Because Montmartre is all about artistry, there is a cabaret in the district, close to the monumental Sacre Coeur Basilica that sits on top of the hill. It’s so named Cabaret du Lapin Agile, or the Nimble Rabbit Cabaret. The name was derived from a painted sign in 1875 that depicted a rabbit jumping out of a saucepan. The work was frequently discussed in the region, and the name Le Lapin a Gill was conceived. As time passed by the name Cabaret du Lapin Agile came around, and stuck.

The cabaret was a popular destination from all kinds of artists, from students to eccentrics who wanted to learn and express their artistic sides. It is preserved in traditional with the building reserving its 18th century charm.
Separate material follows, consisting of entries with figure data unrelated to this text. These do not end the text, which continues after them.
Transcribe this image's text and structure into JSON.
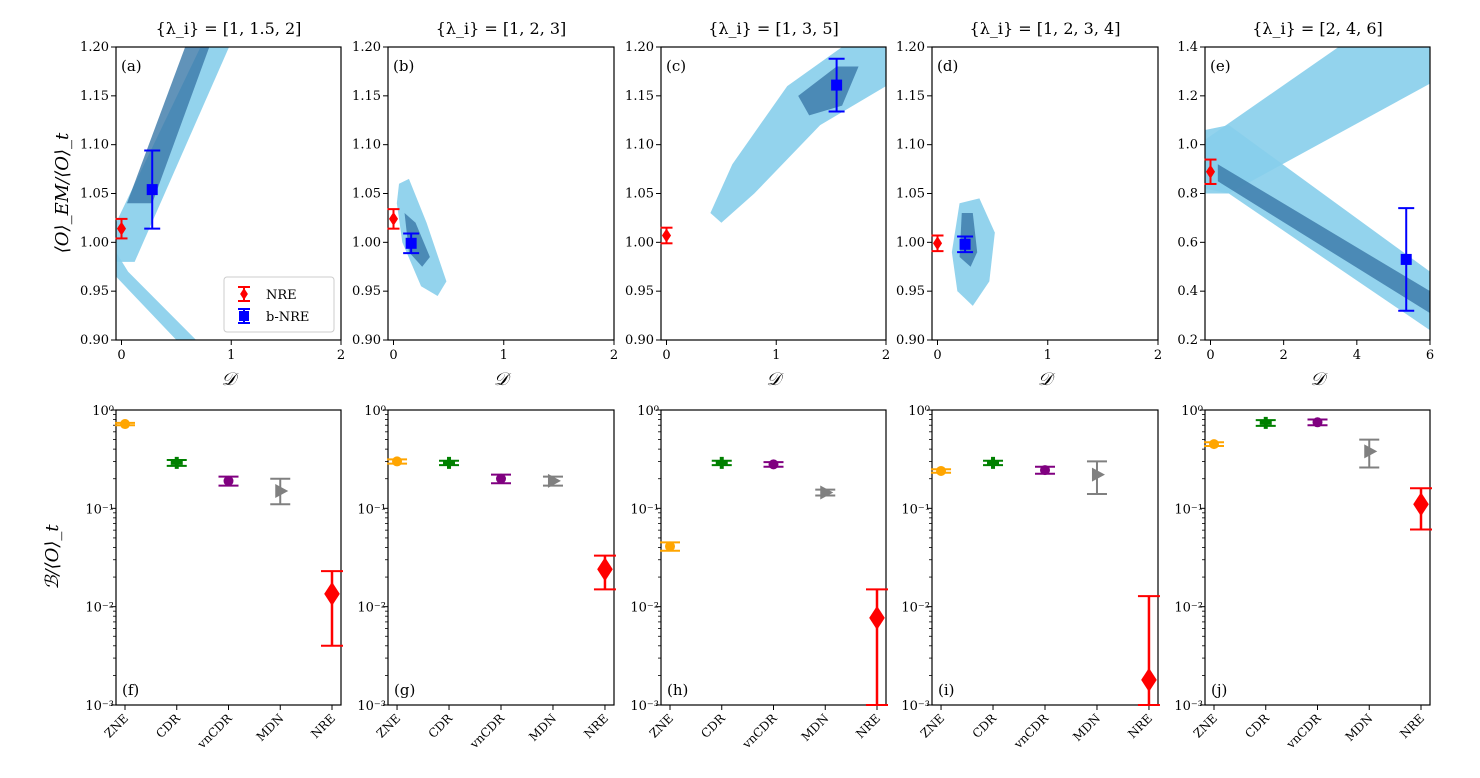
{
  "colors": {
    "nre": "#ff0000",
    "bnre": "#0000ff",
    "band_light": "#87ceeb",
    "band_dark": "#3a78a8",
    "zne": "#ffa500",
    "cdr": "#008000",
    "vncdr": "#800080",
    "mdn": "#808080"
  },
  "legend": {
    "nre_label": "NRE",
    "bnre_label": "b-NRE"
  },
  "top_panels": [
    {
      "label": "(a)",
      "title": "{λ_i} = [1, 1.5, 2]",
      "xlabel": "𝒟",
      "ylabel": "⟨O⟩_EM/⟨O⟩_t",
      "xlim": [
        -0.05,
        2
      ],
      "ylim": [
        0.9,
        1.2
      ],
      "xticks": [
        "0",
        "1",
        "2"
      ],
      "xtick_vals": [
        0,
        1,
        2
      ],
      "yticks": [
        "0.90",
        "0.95",
        "1.00",
        "1.05",
        "1.10",
        "1.15",
        "1.20"
      ],
      "ytick_vals": [
        0.9,
        0.95,
        1.0,
        1.05,
        1.1,
        1.15,
        1.2
      ],
      "nre": {
        "x": 0.0,
        "y": 1.014,
        "lo": 1.004,
        "hi": 1.024
      },
      "bnre": {
        "x": 0.28,
        "y": 1.054,
        "lo": 1.014,
        "hi": 1.094
      },
      "show_legend": true,
      "bands": [
        {
          "light": [
            [
              -0.05,
              1.02
            ],
            [
              0.72,
              1.2
            ],
            [
              0.98,
              1.2
            ],
            [
              0.12,
              0.98
            ],
            [
              -0.05,
              0.98
            ]
          ],
          "dark": [
            [
              0.05,
              1.04
            ],
            [
              0.58,
              1.2
            ],
            [
              0.8,
              1.2
            ],
            [
              0.28,
              1.04
            ]
          ]
        },
        {
          "light": [
            [
              -0.05,
              0.99
            ],
            [
              0.06,
              0.97
            ],
            [
              0.68,
              0.9
            ],
            [
              0.5,
              0.9
            ],
            [
              -0.05,
              0.965
            ]
          ],
          "dark": []
        }
      ]
    },
    {
      "label": "(b)",
      "title": "{λ_i} = [1, 2, 3]",
      "xlabel": "𝒟",
      "ylabel": "",
      "xlim": [
        -0.05,
        2
      ],
      "ylim": [
        0.9,
        1.2
      ],
      "xticks": [
        "0",
        "1",
        "2"
      ],
      "xtick_vals": [
        0,
        1,
        2
      ],
      "yticks": [
        "0.90",
        "0.95",
        "1.00",
        "1.05",
        "1.10",
        "1.15",
        "1.20"
      ],
      "ytick_vals": [
        0.9,
        0.95,
        1.0,
        1.05,
        1.1,
        1.15,
        1.2
      ],
      "nre": {
        "x": 0.0,
        "y": 1.024,
        "lo": 1.014,
        "hi": 1.034
      },
      "bnre": {
        "x": 0.16,
        "y": 0.999,
        "lo": 0.989,
        "hi": 1.009
      },
      "show_legend": false,
      "bands": [
        {
          "light": [
            [
              0.05,
              1.06
            ],
            [
              0.14,
              1.065
            ],
            [
              0.3,
              1.02
            ],
            [
              0.48,
              0.96
            ],
            [
              0.4,
              0.945
            ],
            [
              0.25,
              0.955
            ],
            [
              0.08,
              1.0
            ],
            [
              0.03,
              1.04
            ]
          ],
          "dark": [
            [
              0.1,
              1.03
            ],
            [
              0.2,
              1.02
            ],
            [
              0.33,
              0.985
            ],
            [
              0.26,
              0.975
            ],
            [
              0.14,
              0.99
            ]
          ]
        }
      ]
    },
    {
      "label": "(c)",
      "title": "{λ_i} = [1, 3, 5]",
      "xlabel": "𝒟",
      "ylabel": "",
      "xlim": [
        -0.05,
        2
      ],
      "ylim": [
        0.9,
        1.2
      ],
      "xticks": [
        "0",
        "1",
        "2"
      ],
      "xtick_vals": [
        0,
        1,
        2
      ],
      "yticks": [
        "0.90",
        "0.95",
        "1.00",
        "1.05",
        "1.10",
        "1.15",
        "1.20"
      ],
      "ytick_vals": [
        0.9,
        0.95,
        1.0,
        1.05,
        1.1,
        1.15,
        1.2
      ],
      "nre": {
        "x": 0.0,
        "y": 1.007,
        "lo": 0.999,
        "hi": 1.015
      },
      "bnre": {
        "x": 1.55,
        "y": 1.161,
        "lo": 1.134,
        "hi": 1.188
      },
      "show_legend": false,
      "bands": [
        {
          "light": [
            [
              0.4,
              1.03
            ],
            [
              0.6,
              1.08
            ],
            [
              1.1,
              1.16
            ],
            [
              1.6,
              1.2
            ],
            [
              2.0,
              1.2
            ],
            [
              2.0,
              1.16
            ],
            [
              1.4,
              1.12
            ],
            [
              0.8,
              1.05
            ],
            [
              0.5,
              1.02
            ]
          ],
          "dark": [
            [
              1.2,
              1.15
            ],
            [
              1.55,
              1.18
            ],
            [
              1.75,
              1.18
            ],
            [
              1.6,
              1.14
            ],
            [
              1.3,
              1.13
            ]
          ]
        }
      ]
    },
    {
      "label": "(d)",
      "title": "{λ_i} = [1, 2, 3, 4]",
      "xlabel": "𝒟",
      "ylabel": "",
      "xlim": [
        -0.05,
        2
      ],
      "ylim": [
        0.9,
        1.2
      ],
      "xticks": [
        "0",
        "1",
        "2"
      ],
      "xtick_vals": [
        0,
        1,
        2
      ],
      "yticks": [
        "0.90",
        "0.95",
        "1.00",
        "1.05",
        "1.10",
        "1.15",
        "1.20"
      ],
      "ytick_vals": [
        0.9,
        0.95,
        1.0,
        1.05,
        1.1,
        1.15,
        1.2
      ],
      "nre": {
        "x": 0.0,
        "y": 0.999,
        "lo": 0.991,
        "hi": 1.007
      },
      "bnre": {
        "x": 0.25,
        "y": 0.998,
        "lo": 0.99,
        "hi": 1.006
      },
      "show_legend": false,
      "bands": [
        {
          "light": [
            [
              0.2,
              1.04
            ],
            [
              0.38,
              1.045
            ],
            [
              0.52,
              1.01
            ],
            [
              0.47,
              0.96
            ],
            [
              0.32,
              0.935
            ],
            [
              0.18,
              0.95
            ],
            [
              0.13,
              0.99
            ]
          ],
          "dark": [
            [
              0.22,
              1.03
            ],
            [
              0.32,
              1.03
            ],
            [
              0.36,
              0.99
            ],
            [
              0.3,
              0.975
            ],
            [
              0.2,
              0.985
            ]
          ]
        }
      ]
    },
    {
      "label": "(e)",
      "title": "{λ_i} = [2, 4, 6]",
      "xlabel": "𝒟",
      "ylabel": "",
      "xlim": [
        -0.15,
        6
      ],
      "ylim": [
        0.2,
        1.4
      ],
      "xticks": [
        "0",
        "2",
        "4",
        "6"
      ],
      "xtick_vals": [
        0,
        2,
        4,
        6
      ],
      "yticks": [
        "0.2",
        "0.4",
        "0.6",
        "0.8",
        "1.0",
        "1.2",
        "1.4"
      ],
      "ytick_vals": [
        0.2,
        0.4,
        0.6,
        0.8,
        1.0,
        1.2,
        1.4
      ],
      "nre": {
        "x": 0.0,
        "y": 0.889,
        "lo": 0.839,
        "hi": 0.939
      },
      "bnre": {
        "x": 5.35,
        "y": 0.53,
        "lo": 0.32,
        "hi": 0.74
      },
      "show_legend": false,
      "bands": [
        {
          "light": [
            [
              -0.15,
              1.02
            ],
            [
              3.5,
              1.4
            ],
            [
              6.0,
              1.4
            ],
            [
              6.0,
              1.25
            ],
            [
              0.5,
              0.8
            ],
            [
              -0.15,
              0.8
            ]
          ],
          "dark": []
        },
        {
          "light": [
            [
              -0.15,
              1.06
            ],
            [
              0.5,
              1.08
            ],
            [
              6.0,
              0.48
            ],
            [
              6.0,
              0.24
            ],
            [
              0.5,
              0.8
            ],
            [
              -0.15,
              0.82
            ]
          ],
          "dark": [
            [
              0.2,
              0.92
            ],
            [
              6.0,
              0.4
            ],
            [
              6.0,
              0.31
            ],
            [
              0.2,
              0.85
            ]
          ]
        }
      ]
    }
  ],
  "bottom_panels": {
    "ylabel": "ℬ/⟨O⟩_t",
    "categories": [
      "ZNE",
      "CDR",
      "vnCDR",
      "MDN",
      "NRE"
    ],
    "ylim": [
      0.001,
      1
    ],
    "yticks": [
      "10⁰",
      "10⁻¹",
      "10⁻²",
      "10⁻³"
    ],
    "ytick_vals": [
      1,
      0.1,
      0.01,
      0.001
    ],
    "panels": [
      {
        "label": "(f)",
        "points": [
          {
            "method": "ZNE",
            "y": 0.72,
            "lo": 0.7,
            "hi": 0.74
          },
          {
            "method": "CDR",
            "y": 0.29,
            "lo": 0.27,
            "hi": 0.31
          },
          {
            "method": "vnCDR",
            "y": 0.19,
            "lo": 0.17,
            "hi": 0.21
          },
          {
            "method": "MDN",
            "y": 0.15,
            "lo": 0.11,
            "hi": 0.2
          },
          {
            "method": "NRE",
            "y": 0.0135,
            "lo": 0.004,
            "hi": 0.023
          }
        ]
      },
      {
        "label": "(g)",
        "points": [
          {
            "method": "ZNE",
            "y": 0.3,
            "lo": 0.285,
            "hi": 0.315
          },
          {
            "method": "CDR",
            "y": 0.29,
            "lo": 0.275,
            "hi": 0.305
          },
          {
            "method": "vnCDR",
            "y": 0.2,
            "lo": 0.18,
            "hi": 0.22
          },
          {
            "method": "MDN",
            "y": 0.19,
            "lo": 0.17,
            "hi": 0.21
          },
          {
            "method": "NRE",
            "y": 0.024,
            "lo": 0.015,
            "hi": 0.033
          }
        ]
      },
      {
        "label": "(h)",
        "points": [
          {
            "method": "ZNE",
            "y": 0.041,
            "lo": 0.037,
            "hi": 0.045
          },
          {
            "method": "CDR",
            "y": 0.29,
            "lo": 0.275,
            "hi": 0.305
          },
          {
            "method": "vnCDR",
            "y": 0.28,
            "lo": 0.265,
            "hi": 0.295
          },
          {
            "method": "MDN",
            "y": 0.145,
            "lo": 0.135,
            "hi": 0.155
          },
          {
            "method": "NRE",
            "y": 0.0077,
            "lo": 0.001,
            "hi": 0.015
          }
        ]
      },
      {
        "label": "(i)",
        "points": [
          {
            "method": "ZNE",
            "y": 0.24,
            "lo": 0.23,
            "hi": 0.25
          },
          {
            "method": "CDR",
            "y": 0.29,
            "lo": 0.275,
            "hi": 0.305
          },
          {
            "method": "vnCDR",
            "y": 0.245,
            "lo": 0.225,
            "hi": 0.265
          },
          {
            "method": "MDN",
            "y": 0.22,
            "lo": 0.14,
            "hi": 0.3
          },
          {
            "method": "NRE",
            "y": 0.0018,
            "lo": 0.001,
            "hi": 0.0128
          }
        ]
      },
      {
        "label": "(j)",
        "points": [
          {
            "method": "ZNE",
            "y": 0.45,
            "lo": 0.43,
            "hi": 0.47
          },
          {
            "method": "CDR",
            "y": 0.74,
            "lo": 0.69,
            "hi": 0.79
          },
          {
            "method": "vnCDR",
            "y": 0.75,
            "lo": 0.7,
            "hi": 0.8
          },
          {
            "method": "MDN",
            "y": 0.38,
            "lo": 0.26,
            "hi": 0.5
          },
          {
            "method": "NRE",
            "y": 0.11,
            "lo": 0.061,
            "hi": 0.16
          }
        ]
      }
    ]
  },
  "chart_data": [
    {
      "type": "scatter",
      "panel": "(a)",
      "title": "{λ_i} = [1, 1.5, 2]",
      "xlabel": "𝒟",
      "ylabel": "⟨O⟩_EM/⟨O⟩_t",
      "xlim": [
        0,
        2
      ],
      "ylim": [
        0.9,
        1.2
      ],
      "series": [
        {
          "name": "NRE",
          "x": [
            0.0
          ],
          "y": [
            1.014
          ],
          "err": [
            0.01
          ]
        },
        {
          "name": "b-NRE",
          "x": [
            0.28
          ],
          "y": [
            1.054
          ],
          "err": [
            0.04
          ]
        }
      ]
    },
    {
      "type": "scatter",
      "panel": "(b)",
      "title": "{λ_i} = [1, 2, 3]",
      "xlabel": "𝒟",
      "xlim": [
        0,
        2
      ],
      "ylim": [
        0.9,
        1.2
      ],
      "series": [
        {
          "name": "NRE",
          "x": [
            0.0
          ],
          "y": [
            1.024
          ],
          "err": [
            0.01
          ]
        },
        {
          "name": "b-NRE",
          "x": [
            0.16
          ],
          "y": [
            0.999
          ],
          "err": [
            0.01
          ]
        }
      ]
    },
    {
      "type": "scatter",
      "panel": "(c)",
      "title": "{λ_i} = [1, 3, 5]",
      "xlabel": "𝒟",
      "xlim": [
        0,
        2
      ],
      "ylim": [
        0.9,
        1.2
      ],
      "series": [
        {
          "name": "NRE",
          "x": [
            0.0
          ],
          "y": [
            1.007
          ],
          "err": [
            0.008
          ]
        },
        {
          "name": "b-NRE",
          "x": [
            1.55
          ],
          "y": [
            1.161
          ],
          "err": [
            0.027
          ]
        }
      ]
    },
    {
      "type": "scatter",
      "panel": "(d)",
      "title": "{λ_i} = [1, 2, 3, 4]",
      "xlabel": "𝒟",
      "xlim": [
        0,
        2
      ],
      "ylim": [
        0.9,
        1.2
      ],
      "series": [
        {
          "name": "NRE",
          "x": [
            0.0
          ],
          "y": [
            0.999
          ],
          "err": [
            0.008
          ]
        },
        {
          "name": "b-NRE",
          "x": [
            0.25
          ],
          "y": [
            0.998
          ],
          "err": [
            0.008
          ]
        }
      ]
    },
    {
      "type": "scatter",
      "panel": "(e)",
      "title": "{λ_i} = [2, 4, 6]",
      "xlabel": "𝒟",
      "xlim": [
        0,
        6
      ],
      "ylim": [
        0.2,
        1.4
      ],
      "series": [
        {
          "name": "NRE",
          "x": [
            0.0
          ],
          "y": [
            0.889
          ],
          "err": [
            0.05
          ]
        },
        {
          "name": "b-NRE",
          "x": [
            5.35
          ],
          "y": [
            0.53
          ],
          "err": [
            0.21
          ]
        }
      ]
    },
    {
      "type": "scatter",
      "panel": "(f)-(j)",
      "ylabel": "ℬ/⟨O⟩_t",
      "yscale": "log",
      "ylim": [
        0.001,
        1
      ],
      "categories": [
        "ZNE",
        "CDR",
        "vnCDR",
        "MDN",
        "NRE"
      ],
      "series": [
        {
          "name": "(f)",
          "values": [
            0.72,
            0.29,
            0.19,
            0.15,
            0.0135
          ]
        },
        {
          "name": "(g)",
          "values": [
            0.3,
            0.29,
            0.2,
            0.19,
            0.024
          ]
        },
        {
          "name": "(h)",
          "values": [
            0.041,
            0.29,
            0.28,
            0.145,
            0.0077
          ]
        },
        {
          "name": "(i)",
          "values": [
            0.24,
            0.29,
            0.245,
            0.22,
            0.0018
          ]
        },
        {
          "name": "(j)",
          "values": [
            0.45,
            0.74,
            0.75,
            0.38,
            0.11
          ]
        }
      ]
    }
  ]
}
The interior have wooden tables and French songs dating back to the 15th century. In the Lapin Agille, one gets a chance to soak into the true Parisian culture. The approach taken by the cabaret is very informal, with performers interacting with the people around them, as opposed to staying inside the confines of the stage. The walls have everything from poems to paintings to indicate its passage through time. Pablo Picasso, one of the most celebrated painters of all time used to spend time at the Cabaret du Lapin Agile back when he was still struggling.

While the Rue Saint-Vincent does not total to an attraction on its own, passing by, say on your way to the Sacre-Coeur Basilica is encouraged. You will especially love it if wine is one of your favorite indulgences.